The word “Christian” refers to one who patterns his or her life after the Words and example of Jesus of Nazareth. In what has come to be called “the sermon on the mount” Jesus laid down the basic principles of Christian life. One should periodically study Matthew 5-7 as a refresher course on how to conduct one’s life. We will look at these chapters where we will find several rules that govern the true Christians way of life. God’s people will read and heed the Words of the Master. As we see in 1 John 1-3, obedience to the Lord’s commands is what separates God’s people from Satan’s people.
In Matthew 5:3 Jesus makes reference to those who are “poor in spirit.” In this verse He is not referring to the Holy Spirit which all true saints possess. Recall that upon His resurrection Jesus told the disciples to return to Jerusalem where they were to wait for the outpouring of the Holy Spirit, which took place on the Day of Pentecost. In Matthew 5 He is referring to man’s spirit–the spirit that is in man–which determines what he thinks, says and does, who and what he is. This spirit distinguishes each of us from all other people. Romans 8:9 tells us that all who are in Christ have the Holy Spirit abiding within them. No Spirit=no God=not a Christian. A true Christian is one who is led by God’s Spirit (Rom. 8:14). This brings to mind the old adage that one can lead a horse to water, but one cannot make him drink. Normally, if a horse refuses to drink his owner will stop leading him to water. This is also true of one who is led by God’s spirit. Being led and following that lead are two entirely different things. True Christians are led by God through His Spirit. However, some, even among the Very Elect refuse to follow His lead. For these people God’s Spirit is a temporary guest. The Spirit rejecter will soon find himself Spirit free. King David feared that the Lord would take His Holy Spirit from him because of his sins. He voiced his fear in Psalm 51:9-11. Having experienced that loss I can report that “hell on earth” is a fitting description of that condition.

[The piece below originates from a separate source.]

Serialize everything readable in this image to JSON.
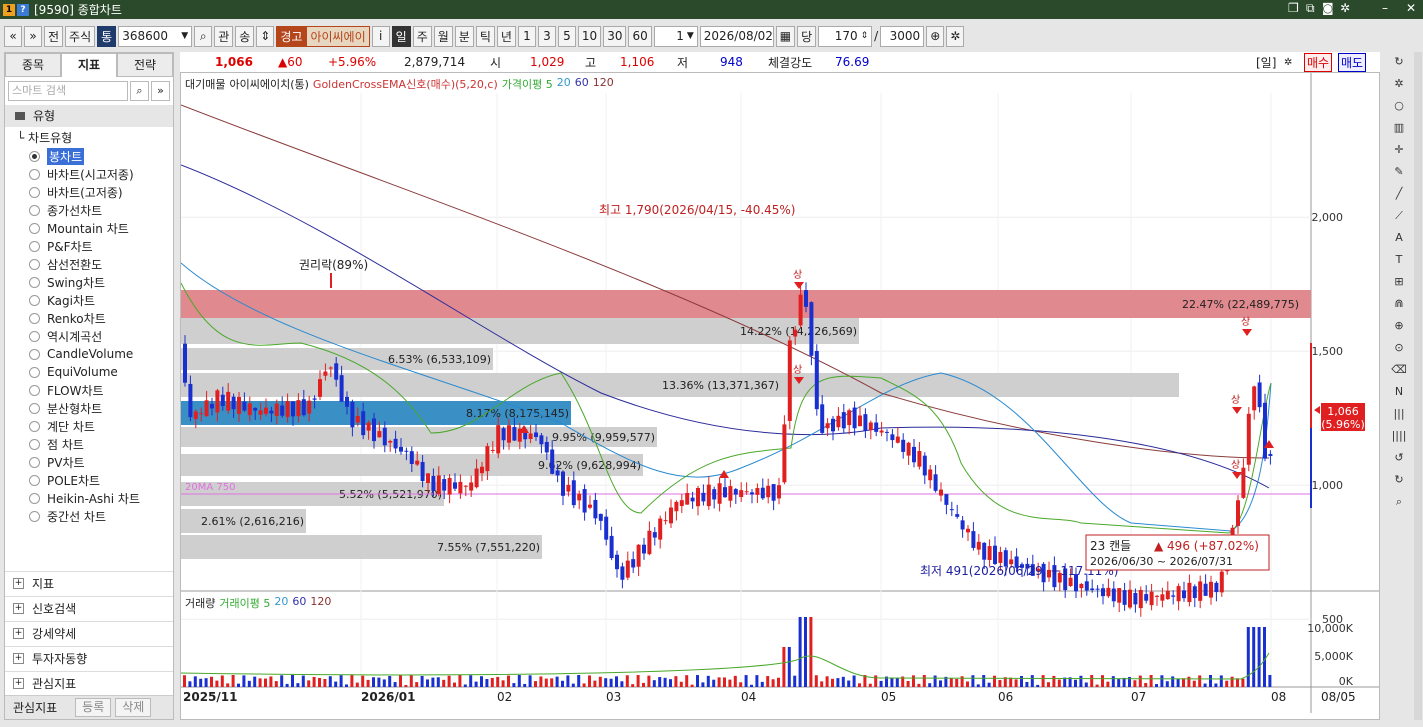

He who is “poor in spirit” is humble. Humility is essential for anyone wishing to be “blessed” with eternal life. Humility is the opposite of pride, which is in reality idolatry in that a proud person worships himself, demands his way, etc. “Meekness” is another word for humility. Meekness, as Jesus was meek, will enable one to inherit the earth with Him (Mat. 11:29). See The Very Elect–Future Caretakers of the Universe. Moses, we are told, was chosen by God to lead His people out of Egypt because he was the most meek of all men. The Christian will exhibit meekness (not weakness) in his daily life (Eph. 4:1,2). Jesus was meek, not weak. No weak man could endure what He endured without resentment or retaliation. A meek person admits it when he is wrong, does not retaliate, does not hold a grudge, does not feel superior to others, etc. L.J.